| Optimists Report a Higher Quality of Life than Pessimists | |
"The wellness of being is not just physical, but attitudinal," said Toshihiko
Maruta, M.D., of the Mayo Clinic Department of Psychiatry and Psychology in
Rochester and the principal author of the study, which appears in the August
issue of Mayo Clinic Proceedings. "How you perceive what goes on around
you and how you interpret it may have an impact on your longevity, and it could
affect the quality of your later years."
Patients originally assessed in the 1960s with a personality test completed a
follow-up self-assessment of their health status 30 years later. In the health
survey, pessimists reported poorer physical and mental functioning. The results
come two years after a Mayo Clinic study of the data found that optimists live
longer than pessimists.
The researchers say, that to their knowledge, the two studies they've done are
the first to report on the long-term health implications of explanatory style,
an assessment of patients that classifies them as optimists, pessimists or
mixed.
Researchers looked at the health survey results reported by 447 patients in the
1990s. This group had originally completed the Minnesota Multiphasic Personality
Inventory (MMPI) between 1962 and 1965. The MMPI is an assessment that helps
researchers classify personality traits. An optimism and pessimism scale was
developed for the MMPI in 1994. Using the scale to determine how to classify the
patients, researchers found that 101 were classified as optimistic, 272 as mixed
and 74 as pessimistic.
Researchers said pessimists scored below optimists on quality-of-life
assessments, and also scored lower than the national average on five of the
eight scales that were measured.

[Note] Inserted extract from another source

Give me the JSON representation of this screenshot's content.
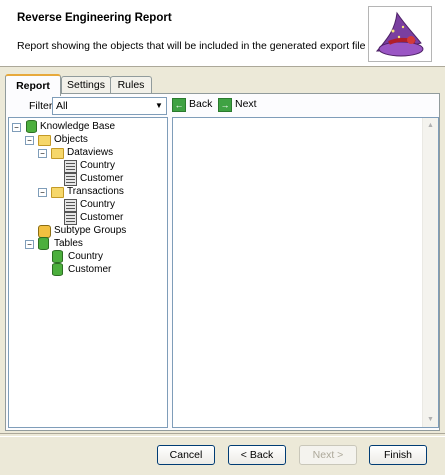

Those are physical functioning; role
limitations, physical; bodily pain; general health perception; vitality; social
functioning; role limitations, emotional; and mental health.
"Our study provides documentation for beliefs commonly held by patients and
health care practitioners about the importance of optimistic and pessimistic
attitudes," Dr. Maruta said. "However, questions remain about the practical
significance of these findings for health care practitioners."
Further study of explanatory style, which is a measured assessment, is warranted
to make those determinations, Dr. Maruta said. Also, Dr. Maruta says the results
might begin to help health care professionals in how they assess and deal with
their patients.
"Explanatory style may have implications for prevention, intervention, health
care utilization and compliance with treatment regimens," Dr. Maruta said. "Well
formulated studies are essential to warrant the extra time, effort and costs
associated with efforts to intervene in a patient's explanatory style or to
personalize the care specific to explanatory style."
Along with Dr. Maruta, researchers involved with the study include: Robert C.
Colligan, Ph.D., Mayo Clinic Department of Psychiatry and Psychology; Michael
Malinchoc, M.S., and Kenneth P. Offord, M.S., Mayo Clinic Division of
Biostatistics in Rochester.
Mayo Clinic Proceedings is a peer-reviewed and indexed general internal medicine
journal, published for more than 75 years by Mayo Foundation. It has a
circulation of 130,000 nationally and internationally.